I just recently went back to my alma mater, Santa Clara University, to speak to their students in a panel conversation called "Business of the Business." The talk is designed to help students understand what their lives could possibly be like after they graduate. There were alums going all the way back to 1981 and in various fields of study: dance, acting, costumes, tech and writing (that's me).
The panel conversation was the least interesting part of my trip, although it was great to talk to students and hear about their experiences as undergrads and compare that to my own a bit. But the real entertaining and enlightening part of my trip was seeing my professors again. These people shaped my life and set me on a course that I'm still on. I would have been a writer without them, but I'm a much better, fully realized artist because of them.
I have the utmost respect and admiration for them, but I've got to say that getting to know them as human beings and not just these icons of my personal educational experience was enlightening. I realize that they're people just like me, who are trying to fulfill themselves creatively and sustain that over a period of 20, 30, 40 even 50 years. It's pretty remarkable.
I had dinner with a bunch of the faculty from the theatre department (where I was actually NOT a theatre major, but a theatre and dance double minor), but I had made it a point to reach out individually to my two dance professors: David and Carolyn. I didn't even make the connection, until Carolyn dropped me off at my hotel on Friday night, that it was important to me to connect with them. I love my theatre professors, but David and Carolyn really nurtured me in the act of creating original work, which you could only do at the time in the dance department. As a course of study that is. You could write a play whenever you wanted, but most of the theatre students were concerned with performing already created texts--dead authors and the like.
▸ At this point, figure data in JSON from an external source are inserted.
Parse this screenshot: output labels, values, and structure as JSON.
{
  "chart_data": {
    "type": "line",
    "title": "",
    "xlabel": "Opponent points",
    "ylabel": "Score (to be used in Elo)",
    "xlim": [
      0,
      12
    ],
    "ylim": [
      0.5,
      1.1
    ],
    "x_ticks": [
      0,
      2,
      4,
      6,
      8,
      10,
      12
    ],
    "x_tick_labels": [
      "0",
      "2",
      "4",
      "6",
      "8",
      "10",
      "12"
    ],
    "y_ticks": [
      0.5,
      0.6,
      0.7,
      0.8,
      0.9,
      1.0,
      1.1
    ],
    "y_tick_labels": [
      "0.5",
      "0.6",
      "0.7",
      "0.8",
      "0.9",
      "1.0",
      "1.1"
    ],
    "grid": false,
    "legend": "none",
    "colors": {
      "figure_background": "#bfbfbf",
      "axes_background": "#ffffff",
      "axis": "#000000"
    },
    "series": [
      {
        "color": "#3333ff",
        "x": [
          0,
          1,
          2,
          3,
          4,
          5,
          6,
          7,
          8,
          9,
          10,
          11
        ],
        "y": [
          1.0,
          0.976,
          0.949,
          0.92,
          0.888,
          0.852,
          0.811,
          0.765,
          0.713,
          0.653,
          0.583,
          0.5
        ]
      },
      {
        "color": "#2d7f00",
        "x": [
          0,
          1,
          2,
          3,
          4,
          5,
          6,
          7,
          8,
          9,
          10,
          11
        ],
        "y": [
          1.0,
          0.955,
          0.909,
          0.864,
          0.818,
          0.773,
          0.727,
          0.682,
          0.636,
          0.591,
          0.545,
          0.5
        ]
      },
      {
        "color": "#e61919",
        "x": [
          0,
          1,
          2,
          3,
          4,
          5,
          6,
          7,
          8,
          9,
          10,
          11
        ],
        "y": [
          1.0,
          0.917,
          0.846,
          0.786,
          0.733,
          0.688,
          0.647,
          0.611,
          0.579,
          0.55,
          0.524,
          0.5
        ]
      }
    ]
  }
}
David and I sat down and had a beer together. Very manly for two guys who spent hours and hours in tights and unitards. I heard about his family and the struggle to make more time for them. I listened to him tell me about how his body had changed over time. He went back to school in the time since I graduated. He now has tenure. He's still creating dances and performing his own work as well. Our conversation had an ease and a lightness that it had always had. I always teased David because we had that sort of familarity - taking things seriously, but not so seriously that you can't laugh at yourself and the absurdity of the act of creation. In that absurdity, I believe we also always found the grace in it as well. I was once described by a friend as "irreverently reverent" and I think that applies here. It was so great to see him again and share stories about what we're creating. I didn't feel like his student anymore, but more like a peer. That was a revelation.